The second chord he struck is what wrestlers work through. When ROH stars make their rare comments about the state of the locker room, they likened it to Red Cross camps with how many people were hurt in some way. Some guys go through extraordinary feats, like B.J. Whitmer wrestling for several months in 2006 on a badly injured leg. Now McGuinness has returned not yet fully healed. But these are merely extreme cases of what most wrestlers go through. Whether it’s in ROH where guys wrestle a couple dozen nights a year in demanding matches, or WWE where it’s over a hundred less dangerous nights, wrestlers get hurt and work hurt. Sometimes you have to marvel at how a guy could be tough enough to no-sell a chairshot at all, and sometimes you have to realize that everyone in the ring is in pain and is driven enough to overcome it.
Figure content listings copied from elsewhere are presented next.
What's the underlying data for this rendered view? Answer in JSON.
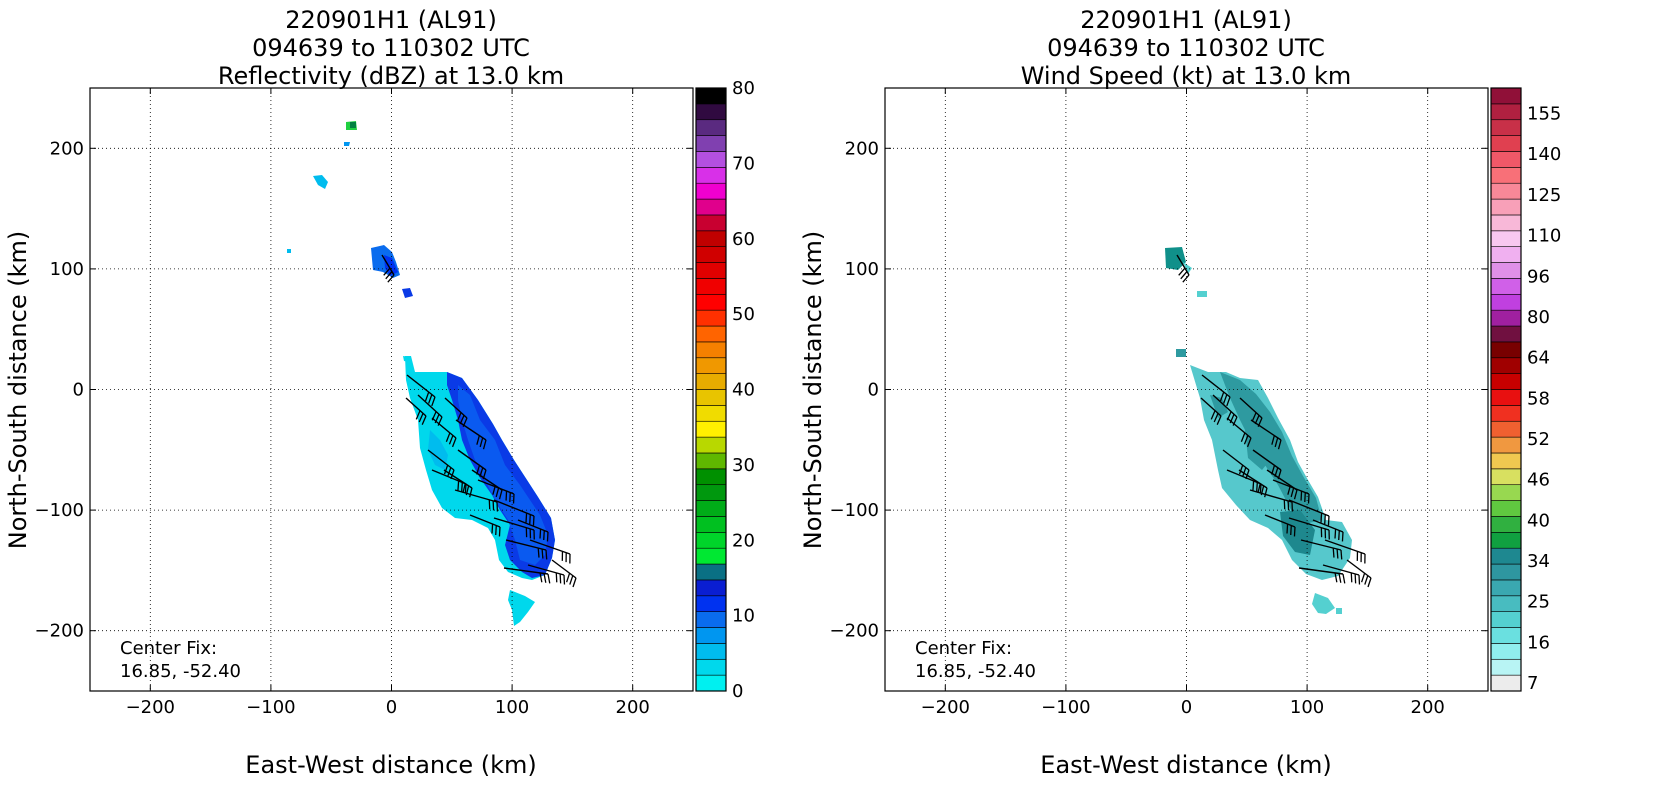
{
  "chart_data": [
    {
      "type": "heatmap",
      "title_lines": [
        "220901H1 (AL91)",
        "094639 to 110302 UTC",
        "Reflectivity (dBZ) at 13.0 km"
      ],
      "xlabel": "East-West distance (km)",
      "ylabel": "North-South distance (km)",
      "xlim": [
        -250,
        250
      ],
      "ylim": [
        -250,
        250
      ],
      "xticks": [
        -200,
        -100,
        0,
        100,
        200
      ],
      "yticks": [
        -200,
        -100,
        0,
        100,
        200
      ],
      "grid": true,
      "annotation": [
        "Center Fix:",
        "16.85, -52.40"
      ],
      "colorbar": {
        "min": 0,
        "max": 80,
        "ticks": [
          0,
          10,
          20,
          30,
          40,
          50,
          60,
          70,
          80
        ],
        "colors": [
          "#00f0f0",
          "#00d8ec",
          "#00bcee",
          "#0096f0",
          "#0a6cee",
          "#0032f0",
          "#0a1ed2",
          "#0a7084",
          "#00e832",
          "#00d42a",
          "#00c020",
          "#00ac18",
          "#00980e",
          "#009000",
          "#5fb800",
          "#b8d800",
          "#fff000",
          "#f0dc00",
          "#e8c400",
          "#e8ac00",
          "#f09800",
          "#f58000",
          "#ff6400",
          "#ff3000",
          "#ff0000",
          "#f00000",
          "#e00000",
          "#d00000",
          "#c00000",
          "#c80030",
          "#e0008c",
          "#f000d0",
          "#d830e8",
          "#b450e0",
          "#8040b0",
          "#5a2a80",
          "#300a40",
          "#000000"
        ]
      },
      "echo_cells_dbz": [
        {
          "x": 5,
          "y": -8,
          "value": 4
        },
        {
          "x": 35,
          "y": -25,
          "value": 5
        },
        {
          "x": 55,
          "y": -45,
          "value": 4
        },
        {
          "x": 60,
          "y": -80,
          "value": 4
        },
        {
          "x": 70,
          "y": -20,
          "value": 11
        },
        {
          "x": 90,
          "y": -60,
          "value": 11
        },
        {
          "x": 115,
          "y": -125,
          "value": 11
        },
        {
          "x": 110,
          "y": -165,
          "value": 4
        },
        {
          "x": -10,
          "y": 105,
          "value": 9
        },
        {
          "x": -30,
          "y": 218,
          "value": 24
        },
        {
          "x": -55,
          "y": 170,
          "value": 4
        }
      ]
    },
    {
      "type": "heatmap",
      "title_lines": [
        "220901H1 (AL91)",
        "094639 to 110302 UTC",
        "Wind Speed (kt) at 13.0 km"
      ],
      "xlabel": "East-West distance (km)",
      "ylabel": "North-South distance (km)",
      "xlim": [
        -250,
        250
      ],
      "ylim": [
        -250,
        250
      ],
      "xticks": [
        -200,
        -100,
        0,
        100,
        200
      ],
      "yticks": [
        -200,
        -100,
        0,
        100,
        200
      ],
      "grid": true,
      "annotation": [
        "Center Fix:",
        "16.85, -52.40"
      ],
      "colorbar": {
        "ticks": [
          "7",
          "16",
          "25",
          "34",
          "40",
          "46",
          "52",
          "58",
          "64",
          "80",
          "96",
          "110",
          "125",
          "140",
          "155"
        ],
        "colors": [
          "#ececec",
          "#b8f4f4",
          "#90eeee",
          "#6ae0e0",
          "#54d0d0",
          "#48bcc0",
          "#3aa8b0",
          "#2e96a0",
          "#1e8890",
          "#10a040",
          "#30b040",
          "#60c840",
          "#98d850",
          "#d8e060",
          "#f0c850",
          "#f09840",
          "#f06030",
          "#f03020",
          "#e81010",
          "#c80000",
          "#a00000",
          "#780000",
          "#701040",
          "#a020a0",
          "#c040e0",
          "#d060e8",
          "#e090e8",
          "#f0b0f0",
          "#f8c8f0",
          "#f8b8d8",
          "#f8a0b8",
          "#f88898",
          "#f87078",
          "#f05868",
          "#e04050",
          "#c83048",
          "#b02040",
          "#901038"
        ]
      },
      "echo_cells_kt": [
        {
          "x": 5,
          "y": -10,
          "value": 18
        },
        {
          "x": 40,
          "y": -30,
          "value": 20
        },
        {
          "x": 55,
          "y": -60,
          "value": 18
        },
        {
          "x": 90,
          "y": -70,
          "value": 25
        },
        {
          "x": 110,
          "y": -120,
          "value": 25
        },
        {
          "x": 115,
          "y": -178,
          "value": 18
        },
        {
          "x": -12,
          "y": 108,
          "value": 28
        }
      ]
    }
  ]
}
I criticized Mitsuharu Misawa a lot in his last years. He was too slow to sustain the stories he knew how to tell, especially in a puro environment where younger guys were innovating on what he helped established. Amongst his peers, Akiyama and Kobashi could move faster and do everything he did. He still had obvious talent, but it became painful to watch a man to whom wrestling looked like such a chore. If you paid attention, you knew how much wrestling was hurting him, and so though it’s a tragedy, it’s no surprise that word came out he wanted to retire at the end of this year.
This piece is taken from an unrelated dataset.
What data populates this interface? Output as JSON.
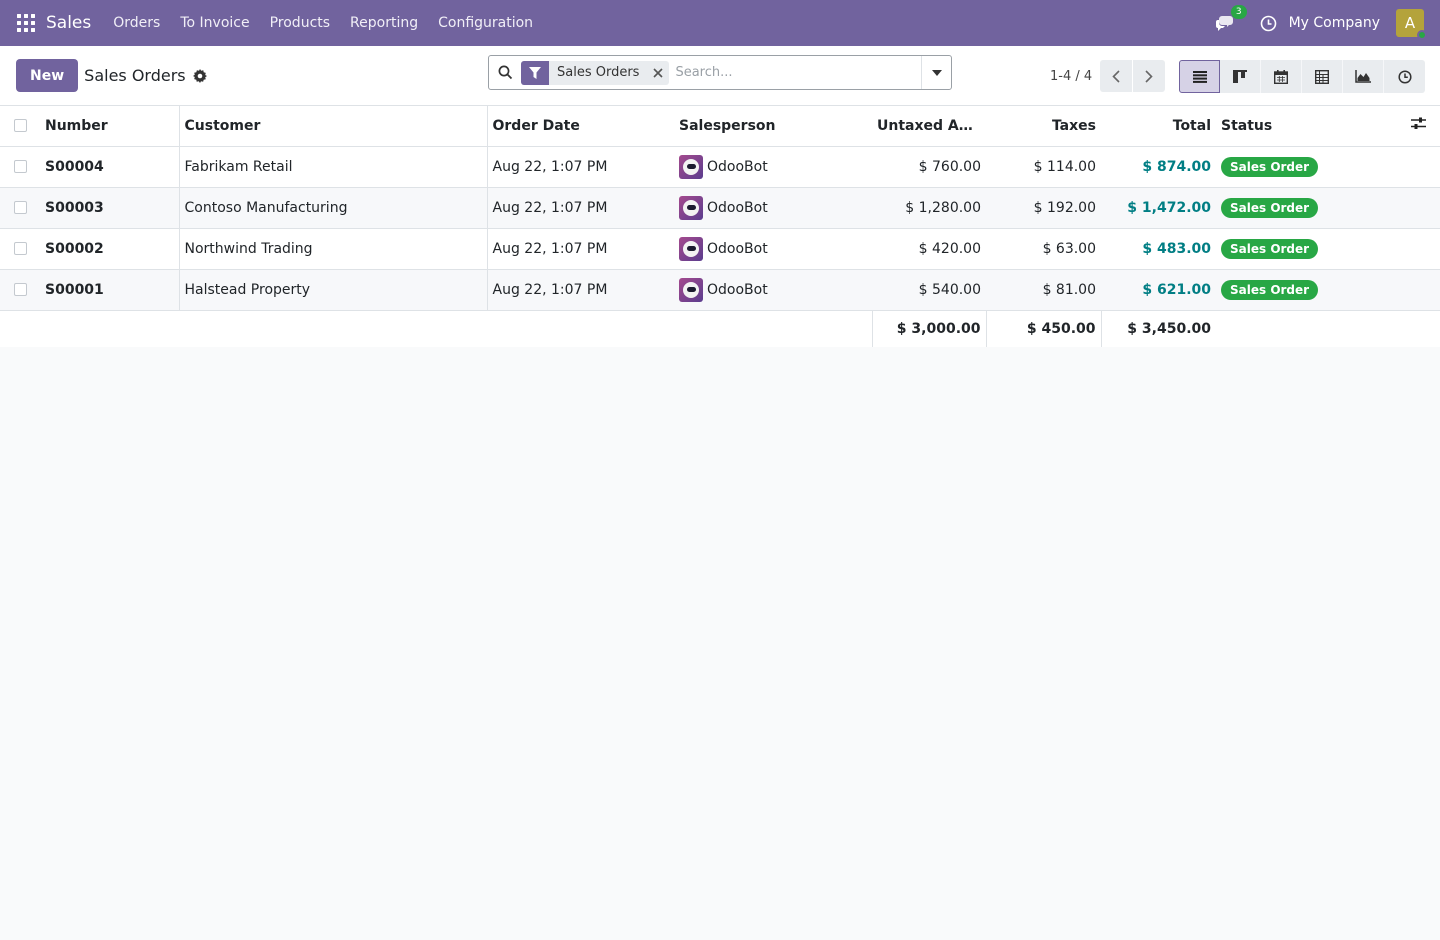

But if you watched Misawa’s glory years, you knew he was once one of the fastest and most intense wrestlers alive. There were clear sparks of his old self in even his most broken down performances. If you watched matches in-between the glory years and the later NOAH period, you could see how he changed. And you began to appreciate that to not wrestle at his absolute best meant he was hurt. It wasn’t just that he was slow; it was that pain and injury put limits in front of him. And that’s why I couldn’t enjoy a Misawa match for years – because he was suffering to perform at a low level.

And a normal wrestler risks a lot. A quote often attributed to Arn Anderson goes, “Every night I’m in the equivalent of a car wreck.” The point wasn’t that one match was dangerous; you can walk away from car crash unscathed. The point was that a successful wrestler was living through the equivalent of hundreds of car wrecks a year. People like Ric Flair, Danny Hodge and John Cena, who could sustain crippling injuries and return to the ring in good shape, are lucky freaks and mad men. Perhaps anyone who stays in pro wrestling is mad.